この日、底割れしなかった要因、創業板指数が大きく上昇した要因は朝方発表された人民銀行のオペレーションだとみています。

17日は5000億元のMLFが償還期日を迎えたのですが、中国人民銀行は7000億元の1年物MLFを供給しました。

差し引き2000億元の純供給です。

加えて、1年物リバースレポ取引を1000億元行っているので、合計3000億元の純供給です。

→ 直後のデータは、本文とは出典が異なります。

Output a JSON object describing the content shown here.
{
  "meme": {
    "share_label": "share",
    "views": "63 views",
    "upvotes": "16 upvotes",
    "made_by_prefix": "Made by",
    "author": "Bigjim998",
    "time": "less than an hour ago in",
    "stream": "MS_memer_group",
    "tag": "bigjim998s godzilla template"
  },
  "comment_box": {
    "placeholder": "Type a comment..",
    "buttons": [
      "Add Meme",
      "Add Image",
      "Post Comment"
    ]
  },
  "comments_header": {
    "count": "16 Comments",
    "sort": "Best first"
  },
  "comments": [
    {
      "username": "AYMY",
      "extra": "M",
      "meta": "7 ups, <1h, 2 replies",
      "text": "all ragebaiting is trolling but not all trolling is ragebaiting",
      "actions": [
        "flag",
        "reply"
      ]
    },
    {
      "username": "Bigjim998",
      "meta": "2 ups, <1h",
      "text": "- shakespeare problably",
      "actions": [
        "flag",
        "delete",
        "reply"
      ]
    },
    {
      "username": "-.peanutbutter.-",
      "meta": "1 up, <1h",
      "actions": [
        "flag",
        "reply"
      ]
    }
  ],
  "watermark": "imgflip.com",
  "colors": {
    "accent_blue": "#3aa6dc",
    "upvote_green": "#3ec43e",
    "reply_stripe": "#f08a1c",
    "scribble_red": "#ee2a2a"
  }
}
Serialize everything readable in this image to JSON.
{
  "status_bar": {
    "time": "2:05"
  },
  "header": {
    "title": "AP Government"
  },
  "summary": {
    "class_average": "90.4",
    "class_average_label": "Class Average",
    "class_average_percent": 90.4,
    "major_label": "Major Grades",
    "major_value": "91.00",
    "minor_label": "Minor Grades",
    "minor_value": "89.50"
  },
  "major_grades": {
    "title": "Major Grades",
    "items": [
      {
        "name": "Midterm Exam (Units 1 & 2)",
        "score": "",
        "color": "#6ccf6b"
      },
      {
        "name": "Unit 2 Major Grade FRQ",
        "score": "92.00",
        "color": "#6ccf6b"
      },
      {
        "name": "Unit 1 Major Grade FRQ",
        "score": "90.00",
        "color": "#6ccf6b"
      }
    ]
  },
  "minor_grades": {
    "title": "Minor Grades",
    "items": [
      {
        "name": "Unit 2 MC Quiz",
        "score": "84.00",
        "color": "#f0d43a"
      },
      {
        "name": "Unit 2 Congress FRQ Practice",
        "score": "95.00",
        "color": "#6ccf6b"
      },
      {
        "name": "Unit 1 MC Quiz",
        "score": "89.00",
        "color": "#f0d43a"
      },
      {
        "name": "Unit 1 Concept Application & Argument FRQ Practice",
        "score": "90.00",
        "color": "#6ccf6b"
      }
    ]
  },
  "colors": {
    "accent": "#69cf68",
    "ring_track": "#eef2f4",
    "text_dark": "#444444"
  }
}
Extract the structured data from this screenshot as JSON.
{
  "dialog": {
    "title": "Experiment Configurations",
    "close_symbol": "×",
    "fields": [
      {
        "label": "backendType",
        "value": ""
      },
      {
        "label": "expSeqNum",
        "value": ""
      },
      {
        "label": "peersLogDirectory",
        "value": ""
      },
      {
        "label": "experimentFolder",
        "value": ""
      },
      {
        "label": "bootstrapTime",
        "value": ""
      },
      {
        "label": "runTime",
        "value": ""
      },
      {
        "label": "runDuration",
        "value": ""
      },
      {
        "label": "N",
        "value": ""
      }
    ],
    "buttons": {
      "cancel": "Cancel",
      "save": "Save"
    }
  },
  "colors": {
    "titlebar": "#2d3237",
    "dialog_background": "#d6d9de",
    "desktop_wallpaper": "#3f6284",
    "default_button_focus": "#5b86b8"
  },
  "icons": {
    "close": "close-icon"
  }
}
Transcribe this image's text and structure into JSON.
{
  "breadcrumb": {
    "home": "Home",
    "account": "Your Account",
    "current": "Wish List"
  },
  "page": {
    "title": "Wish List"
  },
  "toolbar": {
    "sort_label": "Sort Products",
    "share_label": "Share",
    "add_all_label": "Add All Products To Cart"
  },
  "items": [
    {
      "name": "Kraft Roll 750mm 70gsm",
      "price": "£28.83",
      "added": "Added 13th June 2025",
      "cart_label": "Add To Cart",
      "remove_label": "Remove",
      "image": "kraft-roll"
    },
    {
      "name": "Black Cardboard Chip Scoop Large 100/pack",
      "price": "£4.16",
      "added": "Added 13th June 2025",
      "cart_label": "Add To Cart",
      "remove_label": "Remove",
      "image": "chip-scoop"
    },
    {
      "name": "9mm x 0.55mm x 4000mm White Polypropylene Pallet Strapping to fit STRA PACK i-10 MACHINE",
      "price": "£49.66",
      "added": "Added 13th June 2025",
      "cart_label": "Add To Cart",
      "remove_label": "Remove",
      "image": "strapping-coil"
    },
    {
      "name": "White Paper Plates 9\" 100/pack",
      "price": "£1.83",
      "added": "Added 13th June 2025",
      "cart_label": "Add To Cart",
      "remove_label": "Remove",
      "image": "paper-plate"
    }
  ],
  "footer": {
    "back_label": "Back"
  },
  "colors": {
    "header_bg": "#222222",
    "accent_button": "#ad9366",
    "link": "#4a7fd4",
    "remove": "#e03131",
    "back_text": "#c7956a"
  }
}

春節を間近に控え、この時期、季節要因として資金需要が増えるので、純供給となったこと自体がサプライズであったわけではありません。

1年物の金利が前月よりも10BP引き下げられて2.85%となったことがサプライズです。

この金利水準が参考となり、20日に発表される最優遇貸出金利に影響するからです。

つまり、人民銀行は実質的に利下げに動いたという意味です。

ちなみに、今回のMLF金利引き下げは2020年4月以来です。

また、リバースレポ取引金利についても10BP引き下げられています。

金融緩和に敏感な個人投資家が買いに入ったので、創業板が大きく買われたと考えています。

彼らが積極的に買いに入ったのは冬季オリンピック関連銘柄でした。

中でも市場関係者が最も注目しているデジタル通貨関連に資金が流入しました。

冬季オリンピックで大規模な利用実験を行った後、その結果が良好ならば、実用化が大きく加速しそうです。

安全認証のシステムとか関連機器とかだけではなく、ソフトウエア開発、通信機器、通信サービスまで幅広いセクターが買われています。

小型銘柄ばかりなので、市場全体への影響は限られるのですが、9%以上上昇した銘柄が177もありました。

地合いは大きく改善しています。

ただ、市場全体では売買代金は先週末と比べてほとんど変わらず、このまま上昇トレンドが出る感じではありません。

もっとも、景気が悪化したり、株価が下落したりすれば当局が何らかの対策を打ち出すだろうといった安心感は強まっています。